43-year old Precious Mbuwel says she joined the women in the peaceful protest because she also lost her aunt in the northwestern town of Bamenda.

"I asked myself what is going on? Why are women being the target? I cried and I decided to come out to say enough is enough. Women should not be the target," Mbuwel said. "Our hearts are bleeding. They {separatists} are killing our children, killing our husbands, killing even us the women who gave birth to all of them."

Mbuwel said she wants all killers of women and children to be brought to justice.

Bernard Okalia Bilai, governor of Cameroon’s south west region where Buea is found, says he is delighted that women are increasingly rising up to denounce violence in spite of threats from separatists. He says the women should help the military to conquer the separatists by denouncing all fighters in their localities.

Buea and Yaounde, Cameroon
Buea and Yaounde, Cameroon

"I want you to go back to your various villages and quarters to tell the other women to go out and call those whose sons are killing our children, call them to stop it," Bilai said.

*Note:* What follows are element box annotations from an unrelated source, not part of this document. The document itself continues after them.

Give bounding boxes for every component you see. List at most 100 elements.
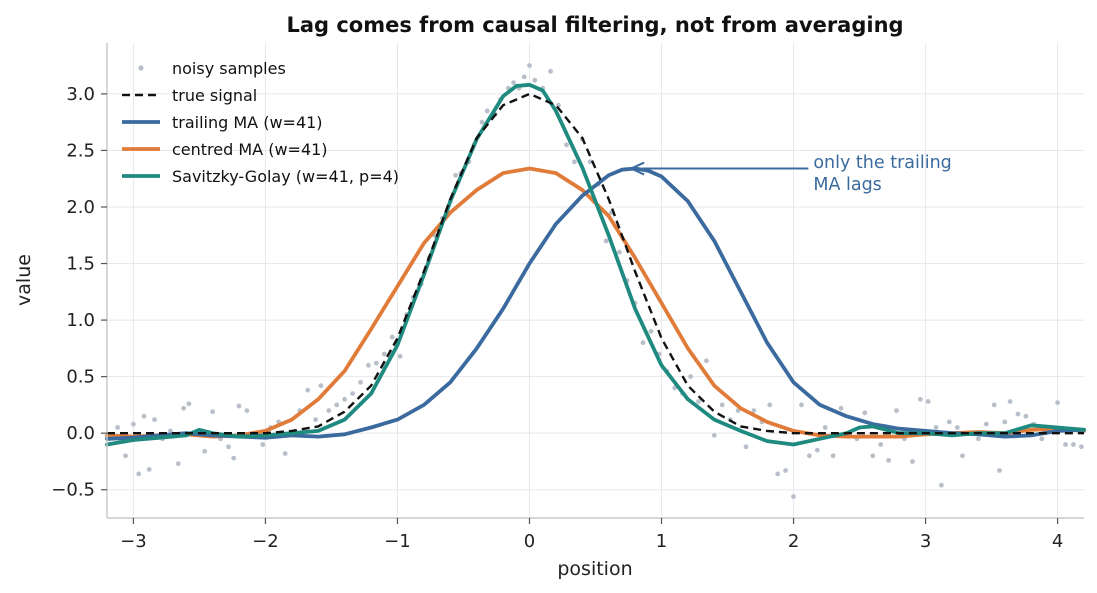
sample-point <box>751 408 757 413</box>
x-tick-label: 2 <box>788 531 799 552</box>
series-trailing-ma-w-41 <box>105 166 1086 441</box>
y-tick-label: 0.5 <box>66 367 95 388</box>
sample-point <box>894 408 899 413</box>
sample-point <box>862 410 868 416</box>
sample-point <box>983 421 989 427</box>
sample-point <box>181 405 187 411</box>
sample-point <box>572 159 577 165</box>
sample-point <box>318 383 324 389</box>
sample-point <box>603 238 609 244</box>
sample-point <box>719 402 725 408</box>
sample-point <box>933 425 939 430</box>
sample-point <box>1071 442 1076 447</box>
sample-point <box>146 467 152 472</box>
legend-label: centred MA (w=41) <box>172 140 328 159</box>
sample-point <box>511 80 516 85</box>
axes <box>106 43 1084 519</box>
legend-item-noisy-samples: noisy samples <box>138 59 286 78</box>
sample-point <box>350 391 355 396</box>
sample-point <box>878 442 884 447</box>
sample-point <box>548 68 553 74</box>
legend: noisy samples true signal trailing MA (w=4… <box>122 59 399 186</box>
y-tick-label: 2.0 <box>66 197 95 218</box>
y-tick-label: 2.5 <box>66 140 95 161</box>
annotation-text: only the trailing <box>813 153 951 173</box>
sample-point <box>305 387 311 393</box>
sample-point <box>236 403 242 409</box>
sample-point <box>397 353 403 359</box>
legend-label: noisy samples <box>172 59 286 78</box>
x-tick-label: −1 <box>384 531 411 552</box>
sample-point <box>743 444 749 450</box>
series-line <box>107 92 1084 435</box>
sample-point <box>1079 444 1084 450</box>
sample-point <box>484 108 490 114</box>
sample-point <box>226 444 231 450</box>
sample-point <box>389 334 395 340</box>
sample-point <box>1007 399 1013 404</box>
sample-point <box>521 74 527 80</box>
sample-point <box>939 482 944 488</box>
sample-point <box>244 408 250 413</box>
sample-point <box>186 401 192 407</box>
y-tick-label: 1.5 <box>66 254 95 275</box>
sample-point <box>326 408 332 413</box>
x-tick-label: 3 <box>920 531 931 552</box>
legend-item-trailing-ma-w-41: trailing MA (w=41) <box>122 113 323 132</box>
sample-point <box>830 453 836 459</box>
sample-point <box>616 249 622 255</box>
x-tick-label: 4 <box>1052 531 1063 552</box>
sample-point <box>711 433 717 438</box>
sample-point <box>925 399 931 404</box>
sample-point <box>910 459 915 464</box>
sample-point <box>373 360 379 366</box>
x-tick-label: 0 <box>524 531 535 552</box>
sample-point <box>152 417 157 422</box>
sample-point <box>775 471 781 477</box>
sample-point <box>453 172 458 178</box>
sample-point <box>564 142 569 148</box>
sample-point <box>976 436 981 442</box>
sample-point <box>1039 436 1045 442</box>
sample-point <box>696 399 701 404</box>
sample-point <box>141 413 147 419</box>
sample-point <box>648 329 654 334</box>
x-tick-label: −3 <box>120 531 147 552</box>
sample-point <box>479 119 485 125</box>
sample-point <box>175 461 181 467</box>
series-true-signal <box>107 92 1084 435</box>
sample-point <box>814 447 820 453</box>
series-layer <box>105 63 1086 499</box>
legend-label: Savitzky-Golay (w=41, p=4) <box>172 167 399 186</box>
y-tick-label: 0.0 <box>66 423 95 444</box>
sample-point <box>954 425 960 430</box>
sample-point <box>960 453 965 459</box>
x-tick-label: 1 <box>656 531 667 552</box>
series-line <box>105 166 1086 441</box>
sample-point <box>704 358 709 364</box>
y-axis-label: value <box>13 254 35 306</box>
annotation-arrowhead <box>630 161 645 176</box>
sample-point <box>838 405 844 411</box>
sample-point <box>210 409 216 415</box>
sample-point <box>640 340 646 346</box>
sample-point <box>587 159 593 165</box>
sample-point <box>870 453 876 459</box>
sample-point <box>115 425 120 430</box>
sample-point <box>131 421 136 427</box>
sample-point <box>688 374 693 379</box>
y-ticks: −0.5 0.0 0.5 1.0 1.5 2.0 2.5 3.0 <box>51 84 107 501</box>
y-tick-label: 1.0 <box>66 310 95 331</box>
sample-point <box>991 402 997 408</box>
sample-point <box>1055 400 1060 405</box>
sample-point <box>334 402 340 408</box>
sample-point <box>917 396 923 402</box>
sample-point <box>313 417 318 422</box>
y-tick-label: −0.5 <box>51 480 95 501</box>
sample-point <box>886 457 891 463</box>
sample-point <box>527 63 532 68</box>
sample-point <box>231 455 237 461</box>
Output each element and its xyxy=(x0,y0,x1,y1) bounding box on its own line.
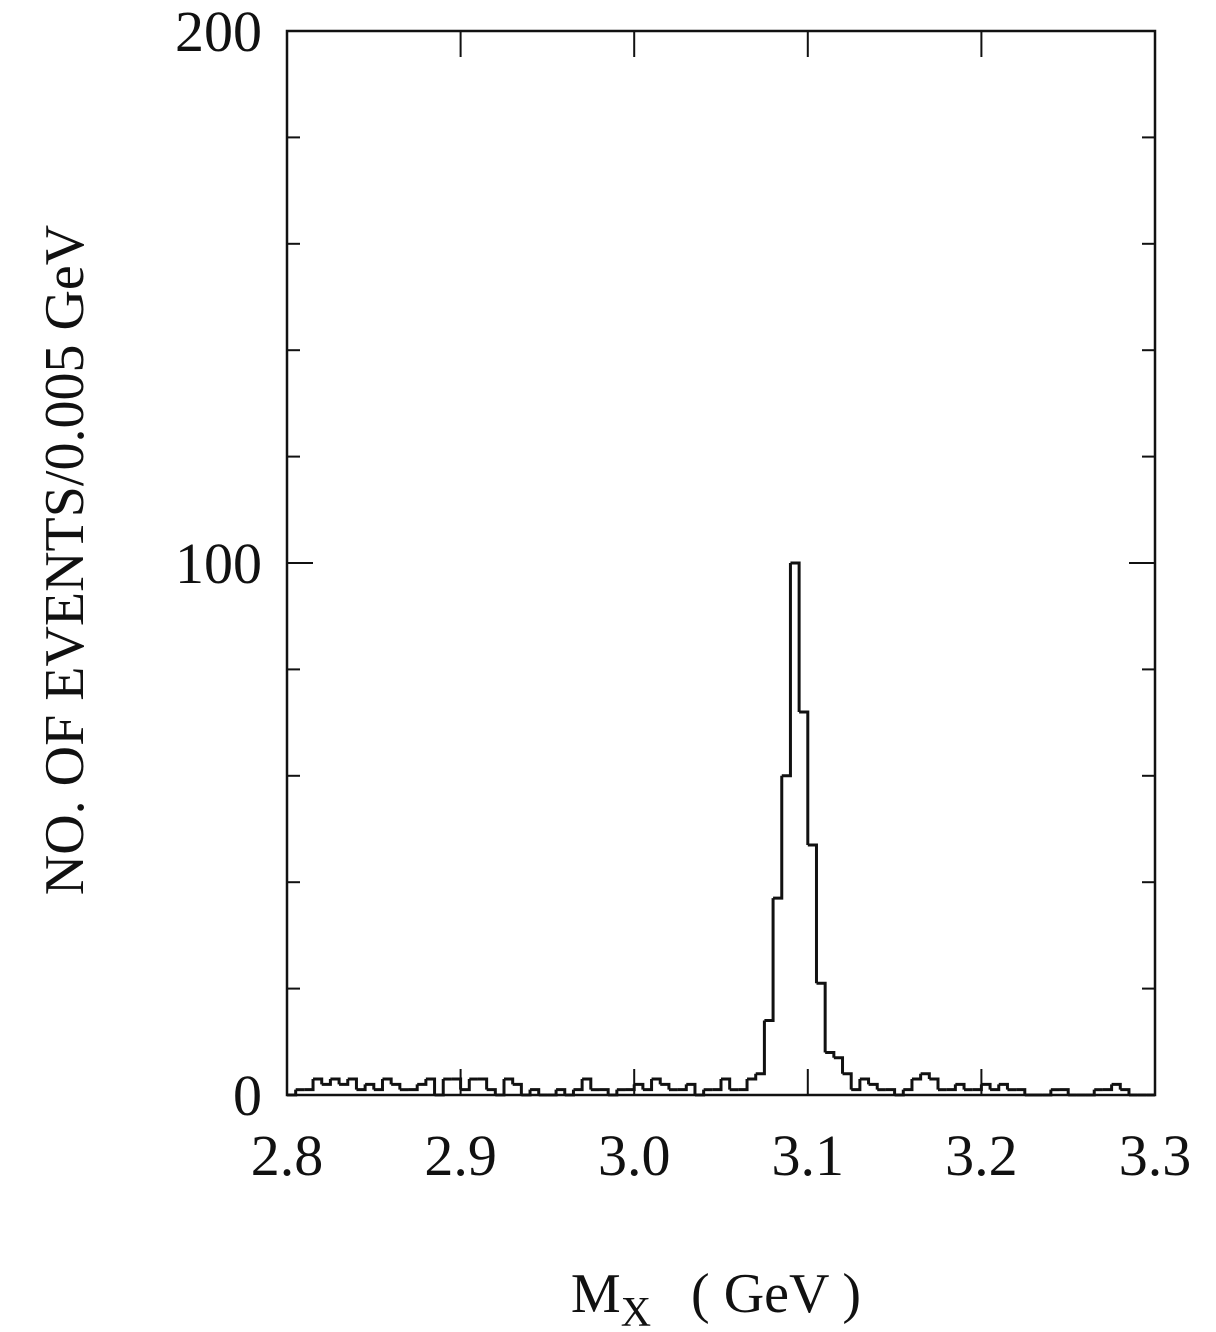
histogram-bin xyxy=(955,1082,966,1090)
histogram-bin xyxy=(321,1079,332,1086)
histogram-bin xyxy=(929,1077,940,1090)
histogram-bin xyxy=(573,1079,584,1092)
histogram-bin xyxy=(903,1079,914,1092)
histogram-bin xyxy=(842,1072,853,1090)
histogram-bin xyxy=(781,563,792,778)
histogram-bin xyxy=(530,1088,541,1095)
histogram-bin xyxy=(712,1079,723,1092)
histogram-bin xyxy=(417,1079,428,1086)
histogram-bin xyxy=(859,1077,871,1085)
histogram-bin xyxy=(738,1079,749,1092)
histogram-bin xyxy=(391,1082,402,1090)
x-axis-subscript: X xyxy=(621,1290,651,1332)
plot-frame xyxy=(285,29,1157,1097)
histogram-bin xyxy=(1016,1088,1027,1095)
histogram-bin xyxy=(990,1084,1001,1092)
x-axis-symbol: M xyxy=(571,1263,621,1325)
histogram-bin xyxy=(356,1084,367,1092)
histogram-bin xyxy=(486,1088,497,1095)
histogram-bin xyxy=(799,710,810,845)
histogram-bin xyxy=(1085,1089,1096,1097)
histogram-bin xyxy=(651,1077,662,1085)
histogram-bin xyxy=(894,1089,905,1097)
histogram-bin xyxy=(304,1079,315,1092)
histogram-bin xyxy=(521,1089,532,1097)
histogram-bin xyxy=(460,1079,471,1092)
histogram-bin xyxy=(920,1072,931,1080)
histogram-bin xyxy=(547,1089,558,1097)
histogram-bin xyxy=(885,1088,897,1095)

Bilai said women should consider the military as their partners and should not believe in what he called propaganda by separatists that the troops commit atrocities.

The women said they will continue their protests in other English speaking towns, but did not say when.

The four year separatist crisis in Cameroon’s English speaking North West and South West Regions began with lawyers and teachers protests over the overbearing use of the French language in the minority English speaking country. The military responded with a crackdown and separatists took weapons saying that they were protecting their communities from military brutality.

Over 3,000 people have been killed and 500,000 displaced according to the U.N. 50,000 others escaped to neighboring Nigeria.